Sekarang pastilah aku lebih bijaksana dibanding semua orang.
“Dan aku membenci buku-bukumu, aku membenci
pengetahuan dan anugerah hidup ini. Itu semua tidak berguna dan seperti ilusi.
Kalian boleh merasa bangga dan bijak, namun kematian akan menghapus kalian dari
muka bumi seolah kalian tidak lebih dari seekor tikus yang bersembunyi di bawah
lantai, lalu keturunanmu, sejarahmu, dan kejeniusanmu akan terbakar atau
membeku bersama dengan bumi ini.
“Kalian telah kehilangan akal dan mengambil
jalan yang salah. Kalian menukar kebohongan dengan kebenaran dan kejelekan
dengan keindahan. Kalian akan terkejut jika melihat katak atau kadal tiba-tiba
tumbuh dari pohon apel atau jeruk, atau jika bunga mawar mengeluarkan bau
seperti keringat kuda.

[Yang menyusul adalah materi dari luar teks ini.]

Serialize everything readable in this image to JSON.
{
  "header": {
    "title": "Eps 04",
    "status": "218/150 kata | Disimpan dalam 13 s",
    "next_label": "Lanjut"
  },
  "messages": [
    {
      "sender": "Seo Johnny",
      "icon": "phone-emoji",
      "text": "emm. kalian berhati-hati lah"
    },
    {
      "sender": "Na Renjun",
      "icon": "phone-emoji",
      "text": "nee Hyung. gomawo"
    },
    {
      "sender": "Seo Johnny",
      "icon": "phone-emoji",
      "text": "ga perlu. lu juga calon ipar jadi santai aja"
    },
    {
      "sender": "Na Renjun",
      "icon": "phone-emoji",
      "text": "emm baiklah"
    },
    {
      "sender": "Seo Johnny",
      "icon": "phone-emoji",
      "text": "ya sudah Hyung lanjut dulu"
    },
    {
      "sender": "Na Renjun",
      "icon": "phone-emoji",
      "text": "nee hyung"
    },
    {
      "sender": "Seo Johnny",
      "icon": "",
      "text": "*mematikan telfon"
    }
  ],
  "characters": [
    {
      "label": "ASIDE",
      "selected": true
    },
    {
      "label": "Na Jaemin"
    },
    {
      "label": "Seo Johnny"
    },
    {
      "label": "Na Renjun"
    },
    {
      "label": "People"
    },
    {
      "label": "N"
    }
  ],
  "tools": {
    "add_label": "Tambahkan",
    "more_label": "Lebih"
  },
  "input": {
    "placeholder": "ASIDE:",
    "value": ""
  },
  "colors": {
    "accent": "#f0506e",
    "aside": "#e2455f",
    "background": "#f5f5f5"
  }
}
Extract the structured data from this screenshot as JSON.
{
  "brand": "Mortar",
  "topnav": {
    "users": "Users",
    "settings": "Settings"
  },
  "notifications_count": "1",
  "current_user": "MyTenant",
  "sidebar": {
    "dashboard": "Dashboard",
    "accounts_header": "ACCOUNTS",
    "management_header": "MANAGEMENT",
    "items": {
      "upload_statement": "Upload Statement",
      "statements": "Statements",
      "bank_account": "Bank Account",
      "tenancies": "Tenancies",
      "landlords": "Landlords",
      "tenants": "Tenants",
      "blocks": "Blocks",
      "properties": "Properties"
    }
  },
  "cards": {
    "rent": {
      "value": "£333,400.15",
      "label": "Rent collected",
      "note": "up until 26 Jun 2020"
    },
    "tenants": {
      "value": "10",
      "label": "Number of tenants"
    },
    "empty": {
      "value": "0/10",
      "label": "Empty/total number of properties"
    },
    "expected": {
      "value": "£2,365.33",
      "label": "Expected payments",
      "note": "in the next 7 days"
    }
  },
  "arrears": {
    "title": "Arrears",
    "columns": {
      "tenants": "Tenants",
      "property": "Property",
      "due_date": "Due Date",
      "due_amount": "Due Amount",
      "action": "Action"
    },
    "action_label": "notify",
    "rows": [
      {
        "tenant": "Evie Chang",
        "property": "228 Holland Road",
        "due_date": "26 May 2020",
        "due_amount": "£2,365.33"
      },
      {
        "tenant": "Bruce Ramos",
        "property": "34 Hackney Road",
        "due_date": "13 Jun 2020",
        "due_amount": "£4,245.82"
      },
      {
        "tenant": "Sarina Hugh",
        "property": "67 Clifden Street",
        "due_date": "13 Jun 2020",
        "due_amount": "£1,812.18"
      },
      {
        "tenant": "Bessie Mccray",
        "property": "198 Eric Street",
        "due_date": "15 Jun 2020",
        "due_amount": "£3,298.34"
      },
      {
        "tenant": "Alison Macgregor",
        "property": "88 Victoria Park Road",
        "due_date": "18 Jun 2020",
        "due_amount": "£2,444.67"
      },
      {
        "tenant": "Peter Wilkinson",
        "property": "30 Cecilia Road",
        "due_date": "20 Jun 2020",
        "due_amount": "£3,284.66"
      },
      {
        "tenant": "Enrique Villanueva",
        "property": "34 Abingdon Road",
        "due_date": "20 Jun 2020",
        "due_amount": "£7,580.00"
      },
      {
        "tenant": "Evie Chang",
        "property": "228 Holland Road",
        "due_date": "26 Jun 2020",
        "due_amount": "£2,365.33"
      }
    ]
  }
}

Dan akupun tak habis pikir melihat kalian menukar surga
dengan bumi. Tapi aku juga tak ingin memahamimu.
“Untuk membuktikan betapa aku membenci semua
yang ada di dunia ini, aku tidak akan menerima uang dua juta yang dahulu sangat
aku idamkan namun sekarang kubenci. Agar aku tidak menerima uang tersebut, aku
akan melanggar peraturan dengan cara keluar dari tempat ini lima jam sebelum
waktu yang telah ditentukan.”
Setelah selesai membaca surat
tersebut, sang banker kembali menaruhnya di atas meja, lalu menciumnya di
kepala, kemudian keluar dari gubuk sambil menangis. Dulu, bahkan jika dia rugi
banyak di pasar saham, dia tidak akan pernah merasa dirinya hina seperti ini.
Ketika dia sampai di rumah, dia segera berbaring di ranjang, namun air mata dan
hatinya membuatnya tidak dapat tertidur selama berjam-jam.

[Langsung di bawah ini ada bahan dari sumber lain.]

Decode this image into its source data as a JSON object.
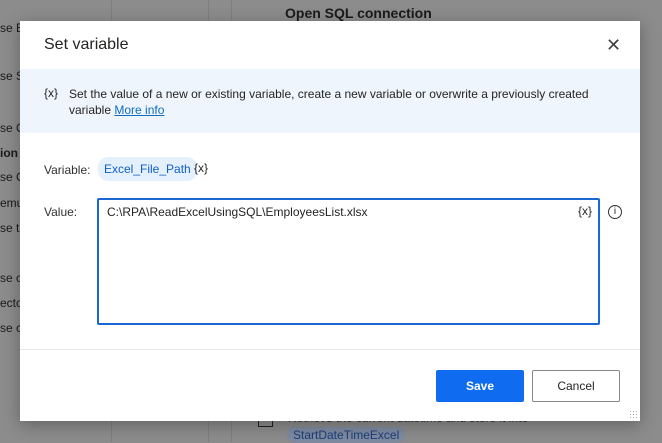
{
  "background": {
    "header": "Open SQL connection",
    "left_fragments": [
      "se E",
      "se S",
      "se C",
      "ion",
      "se C",
      "emu",
      "se t",
      "se c",
      "ecto",
      "se c"
    ],
    "bottom_line": "Retrieve the current datetime and store it into",
    "bottom_chip": "StartDateTimeExcel"
  },
  "dialog": {
    "title": "Set variable",
    "close_icon": "close-icon",
    "info": {
      "icon": "{x}",
      "text": "Set the value of a new or existing variable, create a new variable or overwrite a previously created variable",
      "link": "More info"
    },
    "variable": {
      "label": "Variable:",
      "name": "Excel_File_Path",
      "picker": "{x}"
    },
    "value": {
      "label": "Value:",
      "text": "C:\\RPA\\ReadExcelUsingSQL\\EmployeesList.xlsx",
      "picker": "{x}",
      "info": "i"
    },
    "buttons": {
      "save": "Save",
      "cancel": "Cancel"
    },
    "colors": {
      "accent": "#0f6cf0",
      "info_bg": "#eff5fd"
    }
  }
}
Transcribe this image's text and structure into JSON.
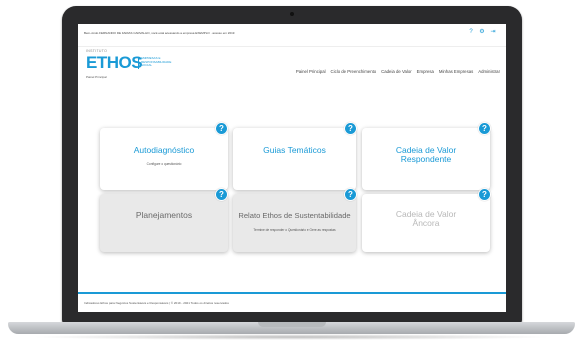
{
  "topbar": {
    "welcome": "Bem-vindo FERNANDO DE FARIAS CARVALHO, você está acessando a empresa EXEMPLO · acesso em 2019",
    "icons": [
      "help-icon",
      "settings-icon",
      "logout-icon"
    ]
  },
  "logo": {
    "pre": "INSTITUTO",
    "word": "ETHOS",
    "tagline": "EMPRESAS E RESPONSABILIDADE SOCIAL",
    "subtitle": "Painel Principal"
  },
  "nav": {
    "items": [
      "Painel Principal",
      "Ciclo de Preenchimento",
      "Cadeia de Valor",
      "Empresa",
      "Minhas Empresas",
      "Administrar"
    ]
  },
  "cards": [
    {
      "title": "Autodiagnóstico",
      "subtitle": "Configure o questionário"
    },
    {
      "title": "Guias Temáticos",
      "subtitle": ""
    },
    {
      "title": "Cadeia de Valor",
      "title2": "Respondente",
      "subtitle": ""
    },
    {
      "title": "Planejamentos",
      "subtitle": ""
    },
    {
      "title": "Relato Ethos de Sustentabilidade",
      "subtitle": "Termine de responder o Questionário e Gere as respostas"
    },
    {
      "title": "Cadeia de Valor",
      "title2": "Âncora",
      "subtitle": ""
    }
  ],
  "help_symbol": "?",
  "footer": {
    "text": "Indicadores Ethos para Negócios Sustentáveis e Responsáveis | © 2019 - 2021 Todos os direitos reservados"
  },
  "colors": {
    "accent": "#1a9ad6",
    "gray_card": "#e9e9e9"
  }
}
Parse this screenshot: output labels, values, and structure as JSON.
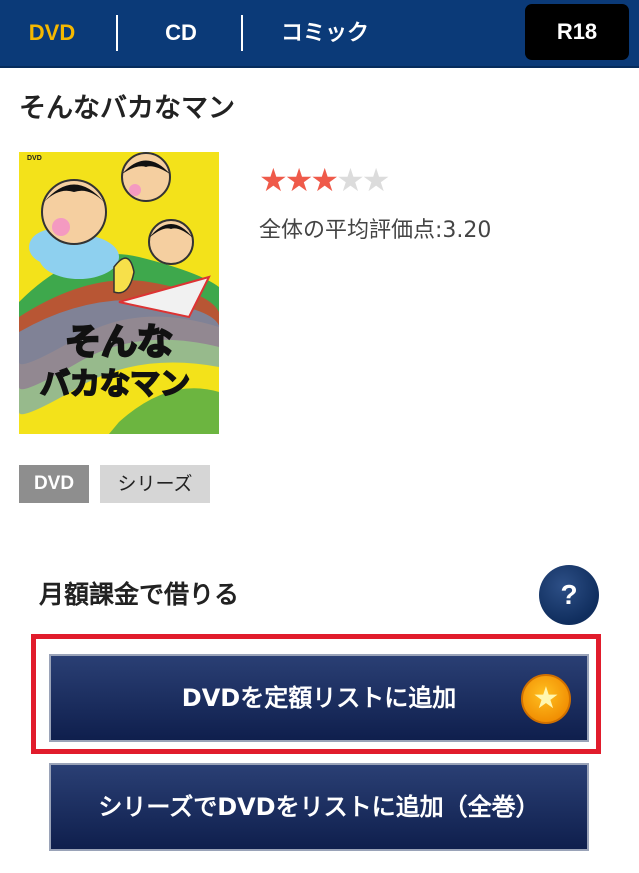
{
  "nav": {
    "tabs": [
      {
        "label": "DVD",
        "active": true
      },
      {
        "label": "CD",
        "active": false
      },
      {
        "label": "コミック",
        "active": false
      }
    ],
    "r18_label": "R18",
    "bg_color": "#0b3a78",
    "active_color": "#f5b800"
  },
  "product": {
    "title": "そんなバカなマン",
    "cover_text_line1": "そんな",
    "cover_text_line2": "バカなマン",
    "cover_corner_label": "DVD",
    "rating_stars": 3,
    "rating_max": 5,
    "average_label": "全体の平均評価点:3.20",
    "tags": [
      "DVD",
      "シリーズ"
    ]
  },
  "rental": {
    "section_title": "月額課金で借りる",
    "help_label": "?",
    "add_button_label": "DVDを定額リストに追加",
    "series_button_label": "シリーズでDVDをリストに追加（全巻）",
    "highlight_color": "#e11c2c"
  }
}
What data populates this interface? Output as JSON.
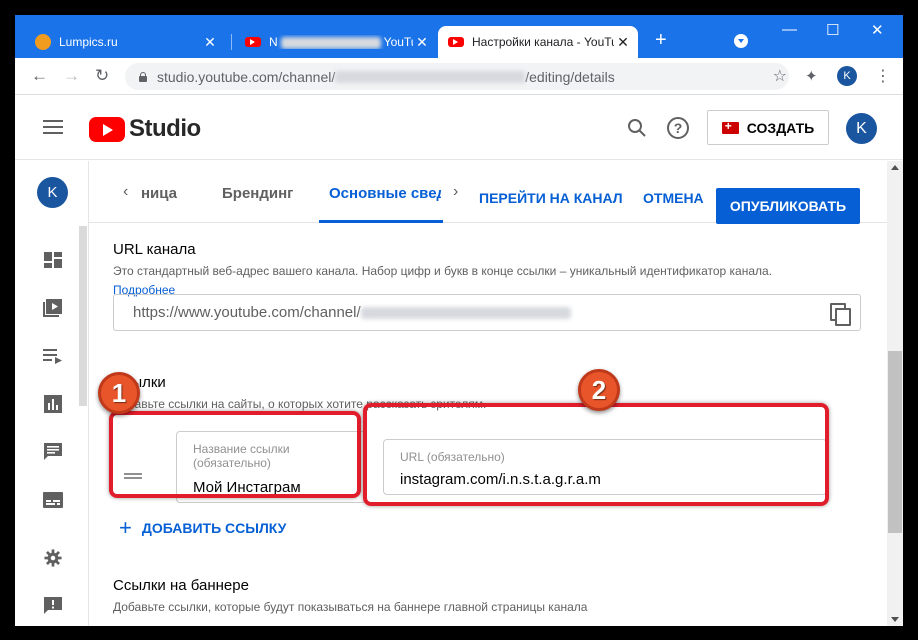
{
  "browser": {
    "tabs": [
      {
        "title": "Lumpics.ru",
        "close": "✕"
      },
      {
        "title": "N",
        "suffix": "YouTu",
        "close": "✕"
      },
      {
        "title": "Настройки канала - YouTube",
        "close": "✕"
      }
    ],
    "new_tab": "+",
    "window_controls": {
      "minimize": "—",
      "maximize": "☐",
      "close": "✕"
    },
    "nav": {
      "back": "←",
      "forward": "→",
      "reload": "↻"
    },
    "url_prefix": "studio.youtube.com/channel/",
    "url_suffix": "/editing/details",
    "profile_letter": "K",
    "bookmark_star": "☆",
    "menu": "⋮",
    "extensions": "✦"
  },
  "header": {
    "logo_text": "Studio",
    "create_label": "СОЗДАТЬ",
    "avatar_letter": "K",
    "help_glyph": "?"
  },
  "rail": {
    "avatar_letter": "K"
  },
  "channel_tabs": {
    "prev_arrow": "‹",
    "next_arrow": "›",
    "tab_partial": "ница",
    "tab_branding": "Брендинг",
    "tab_basic": "Основные сведе",
    "go_to_channel": "ПЕРЕЙТИ НА КАНАЛ",
    "cancel": "ОТМЕНА",
    "publish": "ОПУБЛИКОВАТЬ"
  },
  "url_section": {
    "title": "URL канала",
    "description": "Это стандартный веб-адрес вашего канала. Набор цифр и букв в конце ссылки – уникальный идентификатор канала.",
    "more": "Подробнее",
    "value_prefix": "https://www.youtube.com/channel/"
  },
  "links_section": {
    "title": "Ссылки",
    "description": "Добавьте ссылки на сайты, о которых хотите рассказать зрителям.",
    "name_label": "Название ссылки (обязательно)",
    "name_value": "Мой Инстаграм",
    "url_label": "URL (обязательно)",
    "url_value": "instagram.com/i.n.s.t.a.g.r.a.m",
    "add_link": "ДОБАВИТЬ ССЫЛКУ",
    "add_plus": "+"
  },
  "banner_section": {
    "title": "Ссылки на баннере",
    "description": "Добавьте ссылки, которые будут показываться на баннере главной страницы канала"
  },
  "annotations": {
    "badge1": "1",
    "badge2": "2",
    "color": "#e11d2b"
  }
}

Keesokan harinya sang penjaga
berlari dengan wajah pucat. Dia mengatakan bahwa orang yang tinggal di gubuk
telah memanjat keluar melalui jendela, berlari ke pagar, lalu menghilang. Sang
banker pergi bersama pelayannya ke gubuk untuk memastikan kepergian tawanannya.
Untuk menghindari pembicaraan yang tidak diinginkan, dia mengambil surat di
atas meja yang menjelaskan bahwa tawanannya menolak uang yang telah dijanjikan,
dan sesampainya di rumah, dia menguncinya di dalam brankas.
[selesai]
Catatan Penerjemah:
[1] Siren;
Makhluk dari mitologi Yunani yang berwujud perempuan dan nyanyiannya dapat
memikat para pelaut sampai lupa diri dan menabrak karang.